Tutor’s report for the Part Four. Mapping

My Tutor was happy with my work for Part Four of the PAD course.

He is asking me to keep in mind and work further on the following: 

  1. To keep being more experimental and open to creative discoveries without being “prefixed” on specific initial ideas about the final result. 

My reflection: I fully understand and continue implementing his advice in my creative pursuit. I realised that two things helped me to be more experimental: the PAD course’s structure, which keeps pushing me to unknown territory, detaching me from the subjects I was comfortable drawing and painting. The second one is the ink as a medium. I engaged more for the Course: the ink is very unpredictable; it is fluid and artistic by itself, so every time you start working with it, you will have a lot of surprises. These two factors help me to reduce the number of “prefixed ideas”.

2. Keep developing the project with multiple viewpoints, and pay attention to similar artworks. 

Before I return to that project, I will research similar paintings. It is just a matter of the current workload. However, I was very happy my Tutor liked the composition since I did it subconsciously, without realising that the complexity of multiple viewpoints has a big deal of potential. 
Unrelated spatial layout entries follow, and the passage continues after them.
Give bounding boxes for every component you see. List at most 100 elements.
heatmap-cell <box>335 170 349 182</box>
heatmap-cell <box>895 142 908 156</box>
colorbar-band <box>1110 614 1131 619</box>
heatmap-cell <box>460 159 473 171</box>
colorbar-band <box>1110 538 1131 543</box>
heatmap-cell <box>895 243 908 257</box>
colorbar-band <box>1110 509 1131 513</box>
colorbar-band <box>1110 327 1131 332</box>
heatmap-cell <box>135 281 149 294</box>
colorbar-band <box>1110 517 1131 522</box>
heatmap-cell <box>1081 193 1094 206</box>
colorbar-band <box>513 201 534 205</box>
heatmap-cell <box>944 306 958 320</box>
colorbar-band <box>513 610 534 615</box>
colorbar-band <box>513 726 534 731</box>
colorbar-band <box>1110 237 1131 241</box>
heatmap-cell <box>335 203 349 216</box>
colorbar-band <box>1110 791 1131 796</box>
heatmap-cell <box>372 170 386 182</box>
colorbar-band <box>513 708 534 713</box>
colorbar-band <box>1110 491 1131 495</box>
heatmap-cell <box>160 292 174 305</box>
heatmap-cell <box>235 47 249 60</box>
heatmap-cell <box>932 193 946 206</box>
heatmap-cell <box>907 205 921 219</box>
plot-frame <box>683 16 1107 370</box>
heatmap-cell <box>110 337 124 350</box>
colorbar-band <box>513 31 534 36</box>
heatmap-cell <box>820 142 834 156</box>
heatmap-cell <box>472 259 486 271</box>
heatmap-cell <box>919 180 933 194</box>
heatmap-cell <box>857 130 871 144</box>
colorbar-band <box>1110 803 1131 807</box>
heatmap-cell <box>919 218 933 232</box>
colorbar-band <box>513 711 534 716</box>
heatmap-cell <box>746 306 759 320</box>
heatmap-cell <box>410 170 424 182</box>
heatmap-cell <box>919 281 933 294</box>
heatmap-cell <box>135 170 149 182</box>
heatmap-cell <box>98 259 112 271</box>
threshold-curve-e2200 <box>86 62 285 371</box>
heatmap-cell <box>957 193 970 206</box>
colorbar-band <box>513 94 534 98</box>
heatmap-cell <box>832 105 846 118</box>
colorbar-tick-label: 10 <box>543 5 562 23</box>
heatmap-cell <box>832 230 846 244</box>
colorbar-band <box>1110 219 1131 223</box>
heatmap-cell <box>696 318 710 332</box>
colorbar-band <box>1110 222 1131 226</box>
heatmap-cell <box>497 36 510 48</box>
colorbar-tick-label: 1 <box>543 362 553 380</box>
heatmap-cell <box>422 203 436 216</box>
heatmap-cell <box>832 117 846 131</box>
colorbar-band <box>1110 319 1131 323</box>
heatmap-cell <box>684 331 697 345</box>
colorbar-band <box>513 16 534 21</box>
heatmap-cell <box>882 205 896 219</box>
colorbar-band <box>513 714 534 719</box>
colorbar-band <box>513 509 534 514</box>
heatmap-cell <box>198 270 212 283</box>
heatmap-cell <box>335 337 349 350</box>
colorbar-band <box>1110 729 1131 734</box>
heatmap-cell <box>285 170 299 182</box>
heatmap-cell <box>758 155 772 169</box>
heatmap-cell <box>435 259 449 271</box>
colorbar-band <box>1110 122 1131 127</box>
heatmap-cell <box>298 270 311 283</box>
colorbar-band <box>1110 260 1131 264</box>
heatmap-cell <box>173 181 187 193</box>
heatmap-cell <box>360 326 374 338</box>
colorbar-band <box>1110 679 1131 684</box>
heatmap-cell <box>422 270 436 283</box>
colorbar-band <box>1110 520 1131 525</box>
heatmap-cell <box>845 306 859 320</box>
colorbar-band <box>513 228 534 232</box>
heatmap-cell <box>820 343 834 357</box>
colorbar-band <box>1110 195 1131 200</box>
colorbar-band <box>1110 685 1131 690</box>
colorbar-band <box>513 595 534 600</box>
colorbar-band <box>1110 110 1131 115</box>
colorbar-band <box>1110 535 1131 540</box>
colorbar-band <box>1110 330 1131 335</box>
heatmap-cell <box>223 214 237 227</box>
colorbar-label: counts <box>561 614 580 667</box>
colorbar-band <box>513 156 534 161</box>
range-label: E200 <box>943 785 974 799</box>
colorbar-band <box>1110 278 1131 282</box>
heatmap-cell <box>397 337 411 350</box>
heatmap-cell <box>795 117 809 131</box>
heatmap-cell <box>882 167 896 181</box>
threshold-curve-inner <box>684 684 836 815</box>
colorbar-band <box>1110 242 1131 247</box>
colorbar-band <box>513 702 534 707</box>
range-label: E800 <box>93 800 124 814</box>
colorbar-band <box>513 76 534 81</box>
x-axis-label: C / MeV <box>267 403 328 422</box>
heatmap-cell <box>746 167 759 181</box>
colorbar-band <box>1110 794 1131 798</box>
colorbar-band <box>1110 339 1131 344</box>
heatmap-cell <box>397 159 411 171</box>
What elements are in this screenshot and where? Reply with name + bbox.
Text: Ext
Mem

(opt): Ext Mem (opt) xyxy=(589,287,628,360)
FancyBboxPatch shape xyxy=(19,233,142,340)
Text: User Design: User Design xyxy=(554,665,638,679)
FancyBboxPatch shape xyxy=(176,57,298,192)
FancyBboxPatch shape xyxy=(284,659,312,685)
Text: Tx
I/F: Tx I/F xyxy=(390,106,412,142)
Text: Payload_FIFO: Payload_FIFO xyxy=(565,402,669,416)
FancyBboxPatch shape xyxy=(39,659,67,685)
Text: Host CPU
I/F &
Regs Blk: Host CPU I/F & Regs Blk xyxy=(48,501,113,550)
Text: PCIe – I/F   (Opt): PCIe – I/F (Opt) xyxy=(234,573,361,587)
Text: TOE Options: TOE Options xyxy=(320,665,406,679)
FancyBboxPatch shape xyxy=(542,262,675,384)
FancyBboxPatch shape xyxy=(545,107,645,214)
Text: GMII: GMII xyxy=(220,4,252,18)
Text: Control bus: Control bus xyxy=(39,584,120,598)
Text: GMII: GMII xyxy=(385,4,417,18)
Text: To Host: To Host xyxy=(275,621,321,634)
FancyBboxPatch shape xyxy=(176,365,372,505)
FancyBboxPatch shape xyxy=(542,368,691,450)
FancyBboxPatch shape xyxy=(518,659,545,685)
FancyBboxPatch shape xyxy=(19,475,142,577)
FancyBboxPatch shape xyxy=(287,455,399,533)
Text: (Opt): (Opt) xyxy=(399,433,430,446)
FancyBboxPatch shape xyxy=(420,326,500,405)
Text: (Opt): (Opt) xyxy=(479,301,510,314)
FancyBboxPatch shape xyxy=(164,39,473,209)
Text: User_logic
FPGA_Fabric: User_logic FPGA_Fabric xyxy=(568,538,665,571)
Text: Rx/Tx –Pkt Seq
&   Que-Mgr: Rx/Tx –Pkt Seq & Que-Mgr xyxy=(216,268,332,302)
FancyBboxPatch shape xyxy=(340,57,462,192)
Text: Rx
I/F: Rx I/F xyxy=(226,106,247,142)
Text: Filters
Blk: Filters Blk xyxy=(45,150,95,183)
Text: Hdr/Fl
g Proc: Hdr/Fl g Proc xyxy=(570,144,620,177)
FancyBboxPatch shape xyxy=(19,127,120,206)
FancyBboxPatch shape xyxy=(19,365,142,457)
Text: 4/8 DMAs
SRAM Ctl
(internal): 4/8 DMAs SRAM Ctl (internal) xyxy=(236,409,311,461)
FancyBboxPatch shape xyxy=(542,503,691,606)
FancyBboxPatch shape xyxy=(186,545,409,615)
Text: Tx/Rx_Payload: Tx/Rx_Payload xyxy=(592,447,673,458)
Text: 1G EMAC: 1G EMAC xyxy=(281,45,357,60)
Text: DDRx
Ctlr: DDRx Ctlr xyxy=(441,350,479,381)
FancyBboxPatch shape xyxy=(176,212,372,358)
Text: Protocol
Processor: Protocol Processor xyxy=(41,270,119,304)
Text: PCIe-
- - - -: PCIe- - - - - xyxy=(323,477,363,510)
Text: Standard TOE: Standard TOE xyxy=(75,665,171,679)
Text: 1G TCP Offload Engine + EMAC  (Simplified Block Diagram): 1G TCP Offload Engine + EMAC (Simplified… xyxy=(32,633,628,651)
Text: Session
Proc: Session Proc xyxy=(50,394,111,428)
3. To not be intimidated to bring my ethnic and cultural experience into my work. My Tutor recommended I look at the works of Lubaina Himid as she uses conventions of Western Art to present her position. (Specifically, her take on Hogarths’ Marriage a la Mode): https://www.everypicture.org/lubaina-himid

My reflection on the potential of my cultural background and Lubiana Himid’s interview. I followed my Tutor’s link and watched Lubiana Himid’s interview. It made me think about how I feel about the presence of my culture on an international scale and how it should be presented. Lubiana Himid has a strong voice for fighting to increase the presence of Black culture in its broadest sense into modern international cultural and political agenda. My agenda about my cultural heritage is different. I am not a fighter; moreover, I am so open to other cultures that I quickly immerse myself in them, drifting away from my language and detaching myself from my roots. Thus I don’t want to emphasise my ethnic or racial identity in my artwork. However, I appreciate my people’s culture and incorporate original vital visual elements into some of my works. Even though I continue to do so, I mix them with other cultures’ symbols and philosophies.